Le merlu : une histoire entre avis de tempêtes et accalmies
Poisson particulièrement prisé des français, le merlu a parfois payé au prix fort sa popularité sur les étals. Ce prédateur nocturne établi le long des côtes atlantiques et méditerranéennes s’est maintenant largement rétabli dans le Golfe de Gascogne et l’Atlantique nord mais son déclin reste préoccupant en Méditerranée…
En 1999, les scientifiques tirent la sonnette d’alarme : la santé du merlu de l’Atlantique nord (hors eaux ibériques) est chancelante avec un effondrement des recrutements, c’est-à-dire des juvéniles qui apportent du sang neuf à une population chaque année, associé à une baisse des poissons reproducteurs.
« La morale de l’histoire est toujours la même : on ne peut pas indéfiniment trop pêcher à la fois les petits et les gros poissons ! »
Alain Biseau, biologiste marin à l’Ifremer
« La principale cause identifiée de ce déclin était les captures très importantes de tout petits merlus - qu’on appelle les pointes bic - et plus globalement d’une proportion très conséquente de poissons qui ne s’était pas encore reproduits (80% des captures). À cela s’ajoutait le développement d’une pêcherie au large dirigée sur les adultes reproducteurs (au filet et à la ligne), rappelle Alain Biseau, biologiste marin à l’Ifremer et chargé de l’évaluation scientifique de l’état des populations pêchées en France. La morale de l’histoire est toujours la même : on ne peut pas indéfiniment trop pêcher à la fois les petits et les gros poissons ! »
Plus de merlus et toujours plus au Nord !
Devant ce constat alarmant, la Commission Européenne a décidé d’un plan d’urgence en 2001 pour tenter d’inverser la tendance. Les voies d’amélioration ont porté sur une meilleure sélectivité des chaluts avec un maillage plus large des filets (100 mm au lieu de 70 mm) et une série d’innovations sur les engins (panneaux à maille carrées par exemple).
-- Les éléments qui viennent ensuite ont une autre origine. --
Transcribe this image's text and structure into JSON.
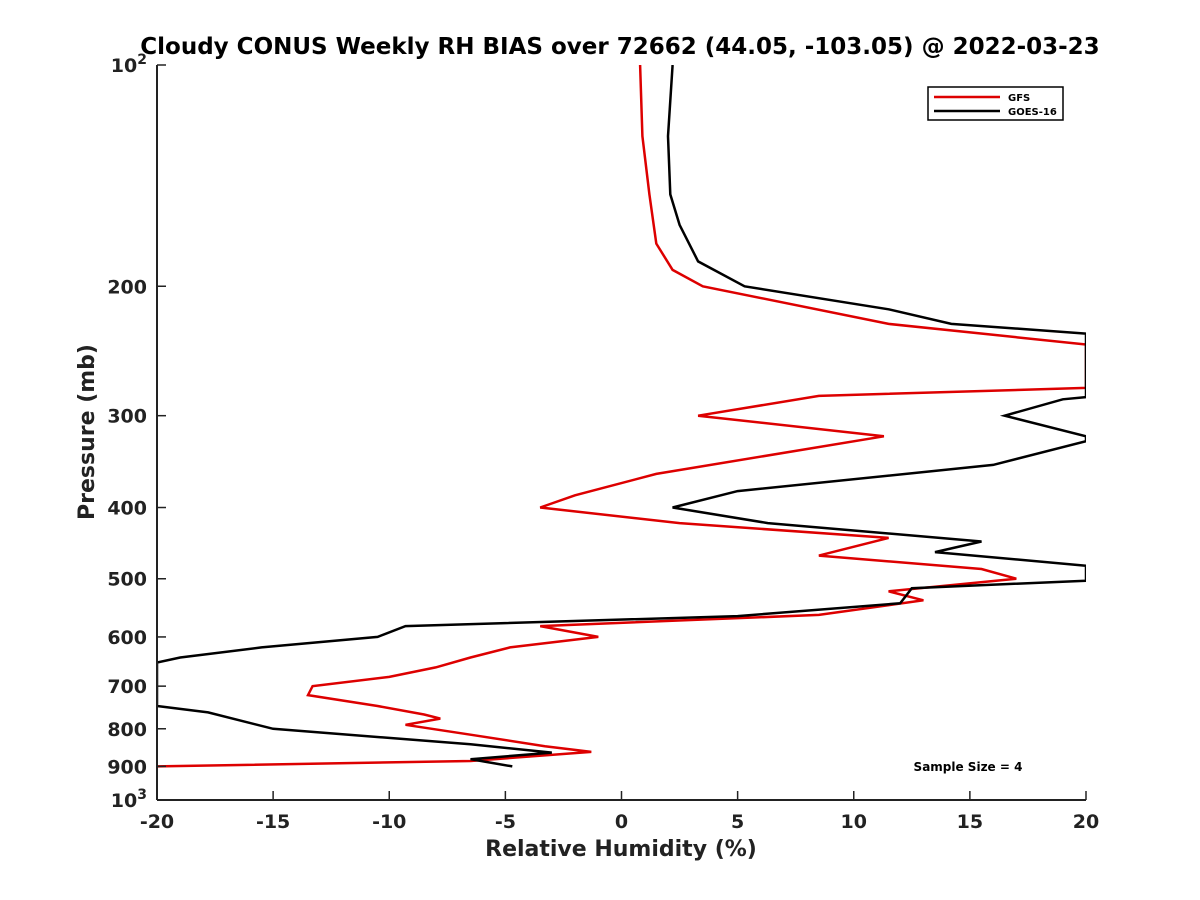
{
  "chart_data": {
    "type": "line",
    "title": "Cloudy CONUS Weekly RH BIAS over 72662 (44.05, -103.05) @ 2022-03-23",
    "xlabel": "Relative Humidity (%)",
    "ylabel": "Pressure (mb)",
    "xlim": [
      -20,
      20
    ],
    "ylim": [
      100,
      1000
    ],
    "y_scale": "log",
    "y_reversed": true,
    "grid": false,
    "legend_position": "top-right",
    "x_ticks": [
      {
        "value": -20,
        "label": "-20"
      },
      {
        "value": -15,
        "label": "-15"
      },
      {
        "value": -10,
        "label": "-10"
      },
      {
        "value": -5,
        "label": "-5"
      },
      {
        "value": 0,
        "label": "0"
      },
      {
        "value": 5,
        "label": "5"
      },
      {
        "value": 10,
        "label": "10"
      },
      {
        "value": 15,
        "label": "15"
      },
      {
        "value": 20,
        "label": "20"
      }
    ],
    "y_ticks": [
      {
        "value": 100,
        "base": "10",
        "exp": "2"
      },
      {
        "value": 200,
        "label": "200"
      },
      {
        "value": 300,
        "label": "300"
      },
      {
        "value": 400,
        "label": "400"
      },
      {
        "value": 500,
        "label": "500"
      },
      {
        "value": 600,
        "label": "600"
      },
      {
        "value": 700,
        "label": "700"
      },
      {
        "value": 800,
        "label": "800"
      },
      {
        "value": 900,
        "label": "900"
      },
      {
        "value": 1000,
        "base": "10",
        "exp": "3"
      }
    ],
    "series": [
      {
        "name": "GFS",
        "color": "#dd0000",
        "points": [
          [
            0.8,
            100
          ],
          [
            0.9,
            125
          ],
          [
            1.2,
            150
          ],
          [
            1.5,
            175
          ],
          [
            2.2,
            190
          ],
          [
            3.5,
            200
          ],
          [
            11.5,
            225
          ],
          [
            20,
            240
          ],
          [
            20,
            275
          ],
          [
            8.5,
            282
          ],
          [
            3.3,
            300
          ],
          [
            11.3,
            320
          ],
          [
            1.5,
            360
          ],
          [
            -2,
            385
          ],
          [
            -3.5,
            400
          ],
          [
            2.5,
            420
          ],
          [
            11.5,
            440
          ],
          [
            8.5,
            465
          ],
          [
            15.5,
            485
          ],
          [
            17,
            500
          ],
          [
            11.5,
            520
          ],
          [
            13,
            535
          ],
          [
            8.5,
            560
          ],
          [
            -3.5,
            580
          ],
          [
            -1,
            600
          ],
          [
            -4.8,
            620
          ],
          [
            -6.5,
            640
          ],
          [
            -8,
            660
          ],
          [
            -10,
            680
          ],
          [
            -13.3,
            700
          ],
          [
            -13.5,
            720
          ],
          [
            -10.5,
            745
          ],
          [
            -8.5,
            765
          ],
          [
            -7.8,
            775
          ],
          [
            -9.3,
            790
          ],
          [
            -6.5,
            815
          ],
          [
            -3.3,
            845
          ],
          [
            -1.3,
            860
          ],
          [
            -6.5,
            885
          ],
          [
            -20,
            900
          ]
        ]
      },
      {
        "name": "GOES-16",
        "color": "#000000",
        "points": [
          [
            2.2,
            100
          ],
          [
            2,
            125
          ],
          [
            2.1,
            150
          ],
          [
            2.5,
            165
          ],
          [
            3.3,
            185
          ],
          [
            5.3,
            200
          ],
          [
            11.5,
            215
          ],
          [
            14.2,
            225
          ],
          [
            20,
            232
          ],
          [
            20,
            283
          ],
          [
            19,
            285
          ],
          [
            16.5,
            300
          ],
          [
            20,
            320
          ],
          [
            20,
            325
          ],
          [
            16,
            350
          ],
          [
            5,
            380
          ],
          [
            2.2,
            400
          ],
          [
            6.3,
            420
          ],
          [
            15.5,
            445
          ],
          [
            13.5,
            460
          ],
          [
            20,
            480
          ],
          [
            20,
            503
          ],
          [
            12.5,
            515
          ],
          [
            12.3,
            525
          ],
          [
            12,
            540
          ],
          [
            5,
            562
          ],
          [
            -9.3,
            580
          ],
          [
            -10.5,
            600
          ],
          [
            -15.5,
            620
          ],
          [
            -19,
            640
          ],
          [
            -20,
            650
          ],
          [
            -20,
            745
          ],
          [
            -17.8,
            760
          ],
          [
            -15,
            800
          ],
          [
            -6.5,
            840
          ],
          [
            -3,
            862
          ],
          [
            -6.5,
            880
          ],
          [
            -4.7,
            900
          ]
        ]
      }
    ],
    "annotations": [
      {
        "text": "Sample Size = 4"
      }
    ]
  }
}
Sur avis scientifiques, les TAC (Totaux Admissibles de Captures) ont également été divisés par 2 par les instances politiques européennes et nationales. Au fil du temps, des limitations de l’effort de pêche ont été instaurées et l’utilisation de filets interdite au-delà de 200 mètres de profondeur au large des îles britanniques et irlandaises.
Les efforts consentis ont fini par porter leurs fruits avec un rétablissement de la population dès 2005, qui a explosé depuis à des niveaux jamais observés auparavant. La biomasse est aujourd’hui 5 fois plus importante que celle estimée en 2008, et on pêche maintenant du merlu jusqu’en Norvège ! Une évolution aidée aussi par le changement climatique, favorable au regain du merlu dans la zone. Aujourd’hui le scenario du déclin se répète pour le merlu de Méditerranée : l’expérience en Atlantique a montré qu’avec des mesures de gestion appropriées un épilogue heureux est encore possible.